Introduction & Recap
You write:
As far as the question of the existence of God is concerned, rather than evidence, I see a set of observations about the world that seems to me entirely open to interpretation. Let me give an analogy:I take this to be intended, not as a logically compelling argument for the existence of God, but as a more modest attempt to justify belief in God as a rational choice, in the face of ambiguous evidence. However, I find that the first part which discusses the ontology of love is incoherent, and its connection to the second part is seriously flawed.
I love my husband. This is what I experince. While it is possible to claim that what we call "love" is a matter of genetic and social programming or elctrochemical impulses, I reject an explanatory framework that negates the validity of my experiences. It seems to me too much like soplipsism.
Is there a way to prove that love is real or to prove that scientific reductionism is the correct view? I do not think so. It is not a question of evidence for one and not for the other. It is the same evidence, interpretted differently, for both.
I experience the existence of God. While some people may wish to attribute this to misfiring axons, delusions or whatever,I prefer a framework in which I can trust my own experiences.
The Ontology of Love
While you have said what you think love isn't, you haven't said what you think it is. Related to that, you have not explained in what way you think that a neurological account of love "negates the validity" of your experience.
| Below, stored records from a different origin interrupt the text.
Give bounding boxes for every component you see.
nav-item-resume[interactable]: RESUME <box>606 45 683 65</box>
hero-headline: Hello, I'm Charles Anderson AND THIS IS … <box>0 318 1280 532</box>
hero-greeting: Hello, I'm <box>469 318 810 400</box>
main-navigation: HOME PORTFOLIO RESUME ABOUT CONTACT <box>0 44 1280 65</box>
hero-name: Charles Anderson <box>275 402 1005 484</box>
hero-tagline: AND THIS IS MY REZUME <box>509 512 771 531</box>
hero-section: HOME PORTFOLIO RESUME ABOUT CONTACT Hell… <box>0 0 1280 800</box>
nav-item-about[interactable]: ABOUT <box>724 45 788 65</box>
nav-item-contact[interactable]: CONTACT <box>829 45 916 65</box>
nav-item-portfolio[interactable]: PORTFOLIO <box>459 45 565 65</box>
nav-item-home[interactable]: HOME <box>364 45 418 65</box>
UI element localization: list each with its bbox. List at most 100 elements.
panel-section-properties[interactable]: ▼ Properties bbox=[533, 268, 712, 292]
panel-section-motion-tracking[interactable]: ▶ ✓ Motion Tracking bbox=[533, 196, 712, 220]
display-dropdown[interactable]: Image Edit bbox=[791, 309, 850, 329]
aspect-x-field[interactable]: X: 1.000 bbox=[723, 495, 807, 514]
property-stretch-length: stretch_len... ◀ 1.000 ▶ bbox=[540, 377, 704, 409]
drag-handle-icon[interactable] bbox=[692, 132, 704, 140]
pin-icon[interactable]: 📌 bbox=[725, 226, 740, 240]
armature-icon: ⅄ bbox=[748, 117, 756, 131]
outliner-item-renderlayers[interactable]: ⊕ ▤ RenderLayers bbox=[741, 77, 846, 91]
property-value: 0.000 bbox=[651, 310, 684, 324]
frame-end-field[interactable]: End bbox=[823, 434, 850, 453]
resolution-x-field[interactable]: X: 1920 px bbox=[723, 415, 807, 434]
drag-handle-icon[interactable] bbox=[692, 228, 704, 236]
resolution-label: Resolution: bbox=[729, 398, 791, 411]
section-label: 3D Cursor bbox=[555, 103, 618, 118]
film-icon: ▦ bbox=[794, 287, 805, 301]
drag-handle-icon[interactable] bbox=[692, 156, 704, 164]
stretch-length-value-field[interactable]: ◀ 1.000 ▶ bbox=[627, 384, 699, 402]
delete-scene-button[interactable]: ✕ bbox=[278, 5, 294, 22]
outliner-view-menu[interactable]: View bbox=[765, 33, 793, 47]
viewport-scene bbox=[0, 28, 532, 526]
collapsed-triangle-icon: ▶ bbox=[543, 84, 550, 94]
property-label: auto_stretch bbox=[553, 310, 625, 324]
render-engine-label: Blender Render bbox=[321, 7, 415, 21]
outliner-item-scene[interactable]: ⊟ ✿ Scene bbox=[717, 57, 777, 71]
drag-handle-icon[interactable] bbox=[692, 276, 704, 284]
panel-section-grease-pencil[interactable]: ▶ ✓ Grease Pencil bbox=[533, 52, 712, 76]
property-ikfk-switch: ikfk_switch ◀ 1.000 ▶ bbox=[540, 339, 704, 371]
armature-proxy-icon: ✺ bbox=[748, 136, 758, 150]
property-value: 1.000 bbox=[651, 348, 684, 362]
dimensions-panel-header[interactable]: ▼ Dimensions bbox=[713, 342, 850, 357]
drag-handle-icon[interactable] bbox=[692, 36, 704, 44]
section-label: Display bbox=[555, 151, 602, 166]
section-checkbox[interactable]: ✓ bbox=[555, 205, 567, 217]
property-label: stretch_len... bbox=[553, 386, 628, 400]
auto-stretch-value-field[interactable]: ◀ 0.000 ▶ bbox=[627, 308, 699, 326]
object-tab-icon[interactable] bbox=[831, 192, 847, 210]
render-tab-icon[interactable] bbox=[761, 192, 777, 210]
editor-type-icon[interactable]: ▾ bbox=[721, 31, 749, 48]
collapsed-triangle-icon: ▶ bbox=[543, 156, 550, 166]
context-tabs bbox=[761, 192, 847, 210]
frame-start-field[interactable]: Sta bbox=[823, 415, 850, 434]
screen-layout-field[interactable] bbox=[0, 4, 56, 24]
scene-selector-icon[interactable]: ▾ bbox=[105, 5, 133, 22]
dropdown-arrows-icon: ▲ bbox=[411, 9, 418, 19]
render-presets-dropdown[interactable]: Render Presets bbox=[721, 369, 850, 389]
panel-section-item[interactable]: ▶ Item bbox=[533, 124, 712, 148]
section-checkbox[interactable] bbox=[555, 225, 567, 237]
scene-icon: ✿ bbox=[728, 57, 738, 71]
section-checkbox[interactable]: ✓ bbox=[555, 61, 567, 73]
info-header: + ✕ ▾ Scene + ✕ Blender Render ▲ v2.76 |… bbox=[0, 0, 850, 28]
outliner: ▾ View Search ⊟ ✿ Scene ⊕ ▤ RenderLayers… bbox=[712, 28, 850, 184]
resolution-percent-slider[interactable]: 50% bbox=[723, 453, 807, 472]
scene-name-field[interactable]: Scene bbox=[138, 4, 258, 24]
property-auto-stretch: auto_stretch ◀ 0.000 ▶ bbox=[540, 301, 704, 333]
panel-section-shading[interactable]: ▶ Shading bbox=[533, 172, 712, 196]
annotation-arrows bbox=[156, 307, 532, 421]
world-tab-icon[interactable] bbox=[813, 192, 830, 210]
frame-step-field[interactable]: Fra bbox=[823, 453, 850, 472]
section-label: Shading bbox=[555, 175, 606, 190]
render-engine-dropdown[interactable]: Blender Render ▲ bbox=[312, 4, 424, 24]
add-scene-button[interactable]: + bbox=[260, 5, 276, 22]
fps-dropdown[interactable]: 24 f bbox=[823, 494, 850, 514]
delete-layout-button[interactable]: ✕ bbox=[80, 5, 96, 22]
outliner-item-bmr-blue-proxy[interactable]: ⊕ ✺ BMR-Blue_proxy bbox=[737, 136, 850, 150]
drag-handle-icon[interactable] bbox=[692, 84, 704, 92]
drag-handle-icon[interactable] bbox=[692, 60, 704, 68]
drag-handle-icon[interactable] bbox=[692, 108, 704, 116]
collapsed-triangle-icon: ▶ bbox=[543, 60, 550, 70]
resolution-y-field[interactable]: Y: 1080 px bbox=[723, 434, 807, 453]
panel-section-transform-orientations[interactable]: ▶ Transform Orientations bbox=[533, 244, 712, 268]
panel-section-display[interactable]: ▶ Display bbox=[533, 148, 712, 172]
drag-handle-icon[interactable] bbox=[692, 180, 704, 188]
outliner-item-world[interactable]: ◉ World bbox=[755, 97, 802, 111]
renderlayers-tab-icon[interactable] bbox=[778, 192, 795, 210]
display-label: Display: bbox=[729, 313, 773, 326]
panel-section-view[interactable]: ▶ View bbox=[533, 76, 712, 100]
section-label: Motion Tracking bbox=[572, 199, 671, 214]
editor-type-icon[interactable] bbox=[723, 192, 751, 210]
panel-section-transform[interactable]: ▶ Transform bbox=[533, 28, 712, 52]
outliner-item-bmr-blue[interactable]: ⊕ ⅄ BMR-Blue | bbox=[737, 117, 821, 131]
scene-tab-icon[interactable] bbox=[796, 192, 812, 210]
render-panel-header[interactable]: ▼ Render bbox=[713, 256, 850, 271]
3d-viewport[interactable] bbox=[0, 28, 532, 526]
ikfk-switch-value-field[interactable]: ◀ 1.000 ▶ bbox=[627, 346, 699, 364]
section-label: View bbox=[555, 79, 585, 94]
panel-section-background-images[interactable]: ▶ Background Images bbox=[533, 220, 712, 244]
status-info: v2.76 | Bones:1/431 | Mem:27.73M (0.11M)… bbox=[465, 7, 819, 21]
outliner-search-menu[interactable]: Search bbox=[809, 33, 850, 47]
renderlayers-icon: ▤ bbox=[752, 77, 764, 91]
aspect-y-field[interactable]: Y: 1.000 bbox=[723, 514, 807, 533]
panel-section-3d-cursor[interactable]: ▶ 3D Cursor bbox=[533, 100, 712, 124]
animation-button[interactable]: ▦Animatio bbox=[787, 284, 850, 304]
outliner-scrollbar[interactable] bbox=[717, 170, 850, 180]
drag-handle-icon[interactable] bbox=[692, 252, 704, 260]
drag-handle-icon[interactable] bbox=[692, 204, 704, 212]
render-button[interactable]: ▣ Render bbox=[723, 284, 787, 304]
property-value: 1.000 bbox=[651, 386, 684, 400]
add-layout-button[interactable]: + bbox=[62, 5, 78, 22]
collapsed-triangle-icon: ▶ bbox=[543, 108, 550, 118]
The experience of feeling love (or any emotion or thought) is real -- it's a real feeling, in the mind of the subject. By definition, no one else can feel your feelings as such, but the emotional lives of normal humans are standardized enough that we can recognize each other's feelings from their description. Moreover, the feeling of love usually leads to characteristic behaviours which we all recognize -- if (hypothetically) you consistently and unrepentantly treated your husband badly, we would have grounds to question the sincerity of your claim to love him. What I'm getting at here is that the experience of human love (whatever mechanism may underlie it) seems a reasonably well-established phenomenom, and "real" enough on that count.
As for the underlying mechanism of the experience, all the data we have indicate that love (and everything else we feel or think) is produced by the network of neurons inside our skulls. PET imaging technology is at the point where we can see thought and emotion happen in the brain, in real time, and know exactly what regions of the brain are associated with what kinds of mental states (currently at rather low resolution, but that can only improve). This is backed up by studies of brain-damaged patients -- physical damage to specific areas consistently produces characteristic deficits in cognition, emotion and behaviour. I suggest you read up on cases like that of Phineas Gage, or Oliver Sacks' The Man Who Mistook His Wife For A Hat. And of course we all know how simple chemicals, taken either medicinally or recreationally, can profoundly alter mental functions. From this I draw two lessons:
- Observable brain activity associated with characteristic mental states seems plenty "real" to me -- real in the same sense as the chair I'm sitting in, or the computer I'm typing on (or the electrons and transistors that make it work -- even if I can't see them). What more "reality" do you need?
- Explaining mentition in terms of neurology doesn't prove there isn't "something more" to it, but if you still insist that there is a ghost in the machine, then I have to ask: where is it, and just what is it doing?
Note that I do not claim that scientific reductionism is the "correct view"; I only claim that it is the view which allows us to make progress in understanding the world (including ourselves). In rejecting that as an "explanatory framework" (under the belief that it "negates the validity of" your experience in some unspecified way) you are in fact rejecting the only framework which actually explains anything, in favour of a pseudo-explanation logically indistinguishable from "It happens by magic!" So: I do not find your alternative to be an interpretation of the evidence so much as a superfluous gloss arbitrarily applied to it.
Mapping Human Experience to Religious Experience
To reiterate a point made earlier: subjective experience is its own justification -- if you feel it, it is a real feeling (even if its neurological correlates are not currently being monitored by EEG or other apparatus). However, your experience of God -- just like your experience of the computer you are reading this on, or the chair you are sitting on -- is both a subjective experience and is taken as implying an objective claim about the external world. Such claims are not justified by the experience alone, but are (potentially) open to verification or falsification against external reality. In my view, crossing that category boundary invalidates the isomorphism between your experience of love for your husband and your experience of God.
Conclusions
- A reductionist, neurological account of subjective experience does not compromise its reality in any meaningful way that I can see.
- Subjective experience is at least largely neurological, and there is no compelling reason (nor any explanatory value) in postulating additional components to it.
- There is not a valid isomorphism between the claims following on the experience of love, and those following on the experience of God.